Il faut commencer en disant la vérité.
C’est ça. Le premier mythe est qu’il n’y a pas de nourriture suffisante dans la terre pour nourrir tout le monde, et la vérité est que nous produisons le double de ce qu’il nous faut.
Le problème est-il la distribution ?
Oui, et le problème le plus important des agriculteurs du monde est la surproduction : les grands excédents font baisser les prix.
Deuxième mythe...
La nature est la cause de la faim. Quand il y a une sécheresse, par exemple en Afrique, et la grande faim résultante, les gens pensent qu’il s’agit d’un cas de force majeure.
Ce n’est-il pas ainsi ?
Non. Dans tous les cas de famine, les pays qui l’on soufferte n’on pas laissé de produire et d’exporter en Europe et les États Unis. Ceci veut dire que une partie du pays a une récolte abondante que la part sinistrée ne peut pas acheter. Pour tant il s’agit d’un problème d’organisation sociale.
Troisième mythe...
Trop de bouches à nourrir. En Europe et aux États-Unis il y eut une longue période avec une croissance de la population très légère. La révolution industrielle donnait lieu à une grande explosion démographique qui finalement se corrigeait. On pensait que les pays du sud ne suivraient pas le même patron, mais bien au contraire qu’ils suivraient une croissance exponentielle. Mais tous les continents du sud sont en train de se mettre au même niveau.

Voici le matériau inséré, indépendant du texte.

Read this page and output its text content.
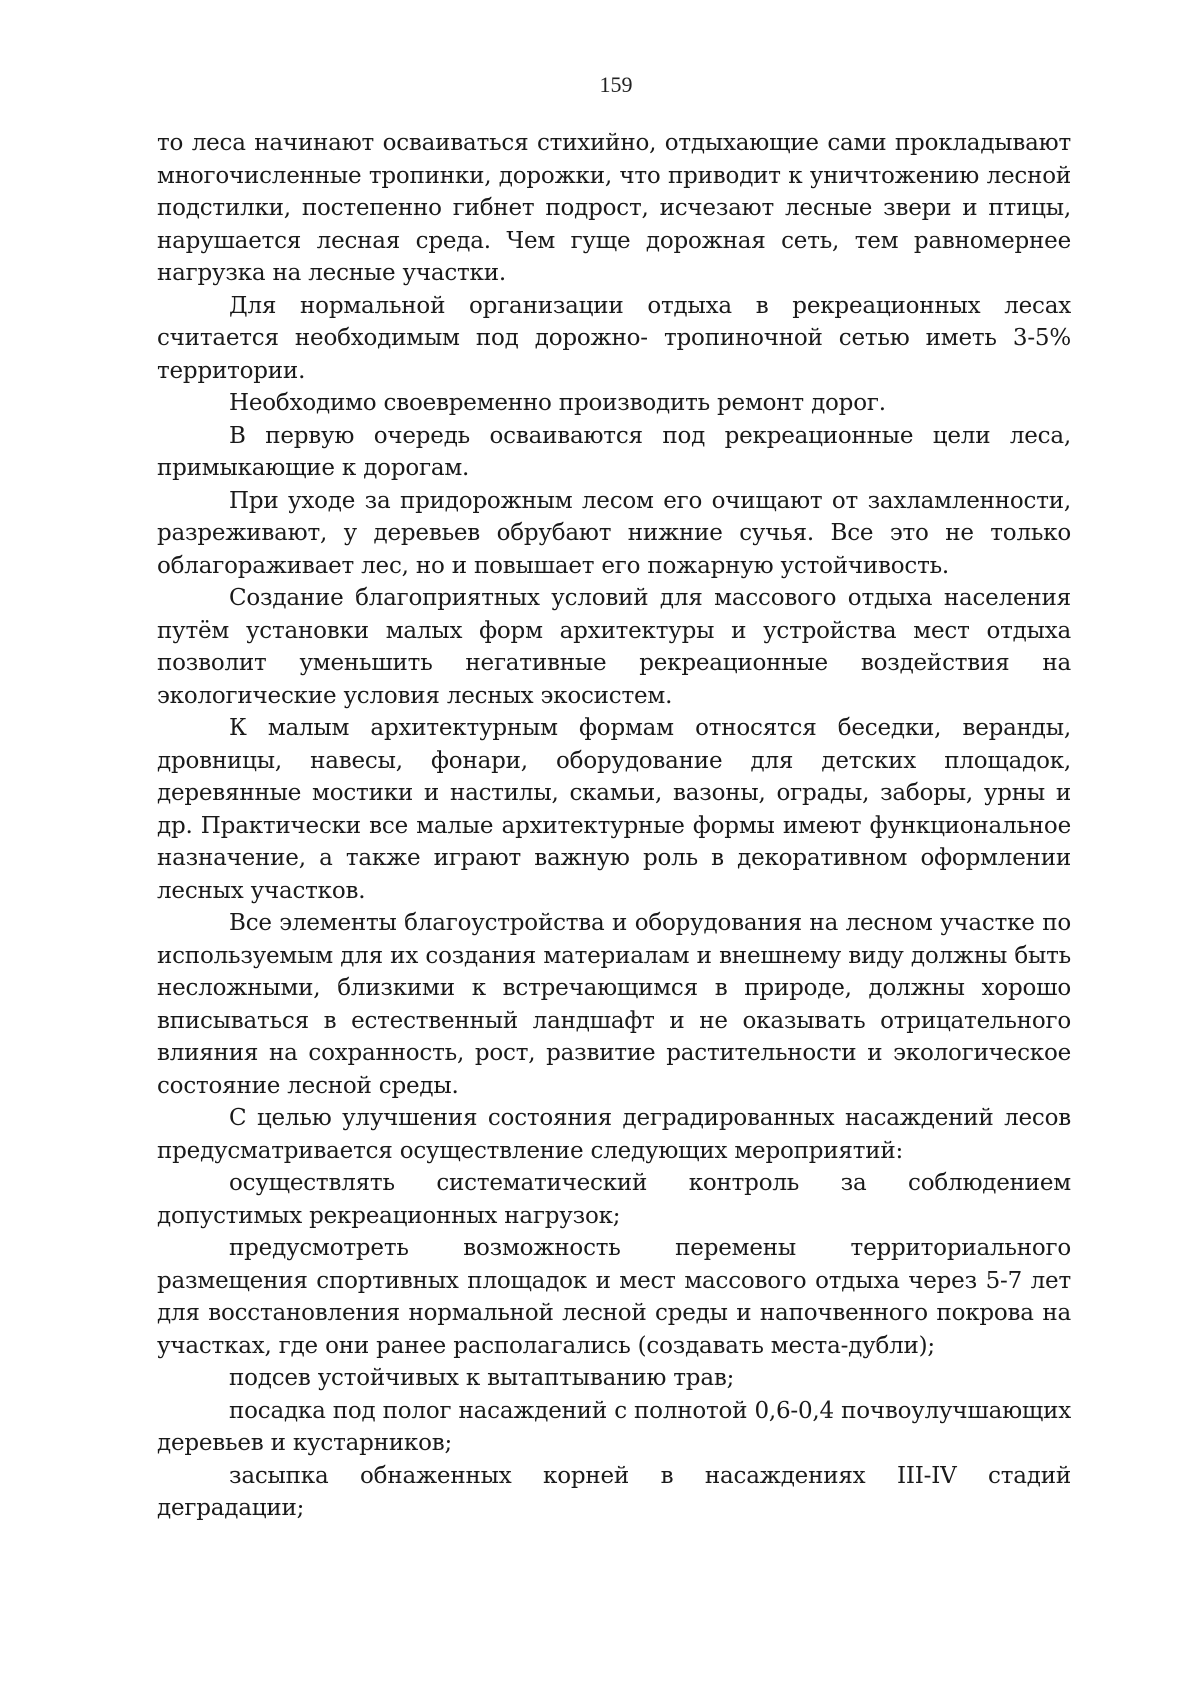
159

то леса начинают осваиваться стихийно, отдыхающие сами прокладывают многочисленные тропинки, дорожки, что приводит к уничтожению лесной подстилки, постепенно гибнет подрост, исчезают лесные звери и птицы, нарушается лесная среда. Чем гуще дорожная сеть, тем равномернее нагрузка на лесные участки.

Для нормальной организации отдыха в рекреационных лесах считается необходимым под дорожно- тропиночной сетью иметь 3-5% территории.

Необходимо своевременно производить ремонт дорог.

В первую очередь осваиваются под рекреационные цели леса, примыкающие к дорогам.

При уходе за придорожным лесом его очищают от захламленности, разреживают, у деревьев обрубают нижние сучья. Все это не только облагораживает лес, но и повышает его пожарную устойчивость.

Создание благоприятных условий для массового отдыха населения путём установки малых форм архитектуры и устройства мест отдыха позволит уменьшить негативные рекреационные воздействия на экологические условия лесных экосистем.

К малым архитектурным формам относятся беседки, веранды, дровницы, навесы, фонари, оборудование для детских площадок, деревянные мостики и настилы, скамьи, вазоны, ограды, заборы, урны и др. Практически все малые архитектурные формы имеют функциональное назначение, а также играют важную роль в декоративном оформлении лесных участков.

Все элементы благоустройства и оборудования на лесном участке по используемым для их создания материалам и внешнему виду должны быть несложными, близкими к встречающимся в природе, должны хорошо вписываться в естественный ландшафт и не оказывать отрицательного влияния на сохранность, рост, развитие растительности и экологическое состояние лесной среды.

С целью улучшения состояния деградированных насаждений лесов предусматривается осуществление следующих мероприятий:

осуществлять систематический контроль за соблюдением допустимых рекреационных нагрузок;

предусмотреть возможность перемены территориального размещения спортивных площадок и мест массового отдыха через 5-7 лет для восстановления нормальной лесной среды и напочвенного покрова на участках, где они ранее располагались (создавать места-дубли);

подсев устойчивых к вытаптыванию трав;

посадка под полог насаждений с полнотой 0,6-0,4 почвоулучшающих деревьев и кустарников;

засыпка обнаженных корней в насаждениях III-IV стадий деградации;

Quatrième mythe : nourriture contre environnement.
L’on croit que si nous voulons nourrir les affamés nous devrons accepter des technologies de production qui sont nuisibles à l’environnement. On nous a fait croire que les pesticides sont nécessaires pour produire davantage. Aux États-Unis on applique 10 fois plus de toxiques pour l’agriculture qu’il y a 40 ans, et on perd le double de la récolte parce que les insectes sont devenus immunisés aux produits, et leurs contrôles naturels, d’autres animaux qui mangeaient les insectes, ont été éliminés.
Les transgéniques, suivent-ils le même chemin ?
Oui. Ils disent que grâce à eux, la production augmentera. Les transgéniques englobent l’insecticide dans la plante, on répète le même système que avec les pesticides.
Cinquième mythe...
Le miracle de la révolution verte, basé dans la monoculture, les pesticides, les engrais chimiques, et des variétés hybrides de graines, qui fut exporté au Troisième Monde pour augmenter sa production et en finir avec la faim.
On dit que le problème est que cette révolution verte n’est pas arrivé en Afrique.
C’est ce qu’ils disent, mais observons ce qui s’est passé en Amérique Latine et en Asie. C’est vrai, la production est augmentée, mais aussi la faim. Seulement les agriculteurs riches ont pu acheter les graines modifiées et les engrais. Les petits agriculteurs ont été déplacés et ils sont allés grossir les statistiques de la faim, et, à la longue, le système a dégradé la capacité de production des sols à cause de l’utilisation intensive de l’agrochimie.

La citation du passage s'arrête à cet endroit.